Digression number 2: The more I read of this book, the more I got the impression that very few people in the healthcare industry actually have real concern for the whole patient. This is notable, first of all, in the general lack of moral and spiritual considerations in healthcare, but also in the apathy toward financial hardship. Perhaps these are the result of the drilled-down focus of specialists on their tiny segment of health, or maybe it’s the perceived divorce between science and faith, or the general obsession with monetary gain superceding the whole notion of the Hippocratic oath. That oath, by the way, is inherently charitable and dedicated to the health of the patient, regardless of identity or ability to pay. This whole impression is reinforced by an article I read recently, at the New Yorker (but don’t let that color your opinion of it too much), which discusses in some detail the challenges facing healthcare today, especially in a financial sense.
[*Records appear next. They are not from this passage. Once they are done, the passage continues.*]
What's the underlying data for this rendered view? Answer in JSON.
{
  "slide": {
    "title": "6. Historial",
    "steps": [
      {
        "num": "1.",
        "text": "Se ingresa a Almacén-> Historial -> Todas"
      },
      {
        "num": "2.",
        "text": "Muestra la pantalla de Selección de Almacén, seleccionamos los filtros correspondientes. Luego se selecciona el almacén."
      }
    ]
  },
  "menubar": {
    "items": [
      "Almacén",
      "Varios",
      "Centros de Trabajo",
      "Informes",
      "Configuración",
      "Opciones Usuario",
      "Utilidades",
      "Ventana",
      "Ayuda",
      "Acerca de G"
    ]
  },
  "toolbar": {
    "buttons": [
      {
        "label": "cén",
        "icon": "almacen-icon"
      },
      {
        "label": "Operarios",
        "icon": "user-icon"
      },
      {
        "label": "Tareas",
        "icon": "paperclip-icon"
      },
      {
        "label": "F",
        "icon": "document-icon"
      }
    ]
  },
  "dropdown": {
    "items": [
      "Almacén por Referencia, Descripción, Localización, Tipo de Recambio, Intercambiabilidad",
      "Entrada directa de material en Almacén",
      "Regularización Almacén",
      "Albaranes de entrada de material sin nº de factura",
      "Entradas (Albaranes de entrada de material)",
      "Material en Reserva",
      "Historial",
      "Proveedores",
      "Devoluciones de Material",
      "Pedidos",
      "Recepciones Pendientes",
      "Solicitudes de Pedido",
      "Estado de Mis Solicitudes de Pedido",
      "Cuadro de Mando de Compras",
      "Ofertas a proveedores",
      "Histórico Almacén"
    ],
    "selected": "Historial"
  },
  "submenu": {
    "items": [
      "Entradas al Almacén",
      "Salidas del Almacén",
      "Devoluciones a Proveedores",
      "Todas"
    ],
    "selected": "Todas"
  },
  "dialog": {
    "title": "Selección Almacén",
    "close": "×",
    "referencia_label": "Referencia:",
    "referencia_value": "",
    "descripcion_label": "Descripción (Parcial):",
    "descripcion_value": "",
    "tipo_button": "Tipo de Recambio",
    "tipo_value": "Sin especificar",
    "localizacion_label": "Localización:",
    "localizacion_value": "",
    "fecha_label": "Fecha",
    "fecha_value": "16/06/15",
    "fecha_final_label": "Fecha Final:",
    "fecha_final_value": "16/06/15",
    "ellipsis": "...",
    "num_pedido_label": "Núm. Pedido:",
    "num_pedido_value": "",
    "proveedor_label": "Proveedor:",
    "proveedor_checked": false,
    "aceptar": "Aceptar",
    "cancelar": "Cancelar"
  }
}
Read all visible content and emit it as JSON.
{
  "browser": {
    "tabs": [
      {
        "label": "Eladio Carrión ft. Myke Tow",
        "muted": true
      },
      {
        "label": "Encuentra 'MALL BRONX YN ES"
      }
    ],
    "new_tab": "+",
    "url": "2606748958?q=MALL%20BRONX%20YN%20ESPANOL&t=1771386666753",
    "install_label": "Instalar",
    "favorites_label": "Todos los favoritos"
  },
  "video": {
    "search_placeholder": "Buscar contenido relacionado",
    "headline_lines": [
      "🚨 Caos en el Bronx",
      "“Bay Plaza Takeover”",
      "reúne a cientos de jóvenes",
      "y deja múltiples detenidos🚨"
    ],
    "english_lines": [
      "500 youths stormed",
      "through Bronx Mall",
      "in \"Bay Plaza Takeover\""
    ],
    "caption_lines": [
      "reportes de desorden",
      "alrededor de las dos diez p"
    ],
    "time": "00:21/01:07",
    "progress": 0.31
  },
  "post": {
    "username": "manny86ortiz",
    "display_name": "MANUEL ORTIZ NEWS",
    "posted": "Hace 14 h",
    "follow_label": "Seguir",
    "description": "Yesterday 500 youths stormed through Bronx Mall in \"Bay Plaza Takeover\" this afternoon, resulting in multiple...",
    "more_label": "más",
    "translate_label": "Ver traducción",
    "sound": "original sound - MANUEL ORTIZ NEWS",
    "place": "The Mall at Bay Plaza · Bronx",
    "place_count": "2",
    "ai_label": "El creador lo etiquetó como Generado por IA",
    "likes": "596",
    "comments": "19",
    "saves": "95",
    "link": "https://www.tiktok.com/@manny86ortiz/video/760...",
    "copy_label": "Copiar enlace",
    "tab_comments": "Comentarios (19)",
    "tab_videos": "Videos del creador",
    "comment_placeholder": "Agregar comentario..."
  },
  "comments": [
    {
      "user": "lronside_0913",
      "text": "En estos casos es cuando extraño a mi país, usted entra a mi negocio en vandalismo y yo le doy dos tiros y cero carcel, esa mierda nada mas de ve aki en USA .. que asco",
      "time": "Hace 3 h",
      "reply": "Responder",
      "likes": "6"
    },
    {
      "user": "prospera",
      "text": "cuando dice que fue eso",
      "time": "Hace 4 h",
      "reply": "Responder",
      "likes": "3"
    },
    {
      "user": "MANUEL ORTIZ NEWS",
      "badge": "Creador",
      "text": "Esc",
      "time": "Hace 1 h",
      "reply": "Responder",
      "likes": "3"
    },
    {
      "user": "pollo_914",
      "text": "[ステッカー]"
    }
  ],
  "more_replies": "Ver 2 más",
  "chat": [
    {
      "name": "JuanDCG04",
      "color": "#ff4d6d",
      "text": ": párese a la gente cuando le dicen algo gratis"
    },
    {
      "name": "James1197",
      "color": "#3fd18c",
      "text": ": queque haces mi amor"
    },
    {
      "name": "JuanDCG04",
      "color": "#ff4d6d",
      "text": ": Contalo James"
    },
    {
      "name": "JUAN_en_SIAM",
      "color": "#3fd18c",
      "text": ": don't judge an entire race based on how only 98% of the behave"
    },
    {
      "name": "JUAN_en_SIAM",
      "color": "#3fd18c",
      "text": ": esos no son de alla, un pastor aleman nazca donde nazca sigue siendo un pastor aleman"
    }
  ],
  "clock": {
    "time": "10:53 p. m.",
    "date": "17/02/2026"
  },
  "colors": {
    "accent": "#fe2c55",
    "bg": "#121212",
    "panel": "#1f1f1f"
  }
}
I don’t agree with everything the author there purports and suggests, but it does bring me back around to an opinion which is at once radical and traditional, simultaneously considerate and wildly despised: Doctors, like teachers, preachers, and politicians, should work for nothing more than room, board, and debt remittance. If you’re in one of these positions, and making money is more important to you than taking care of people, then you’re in the wrong profession.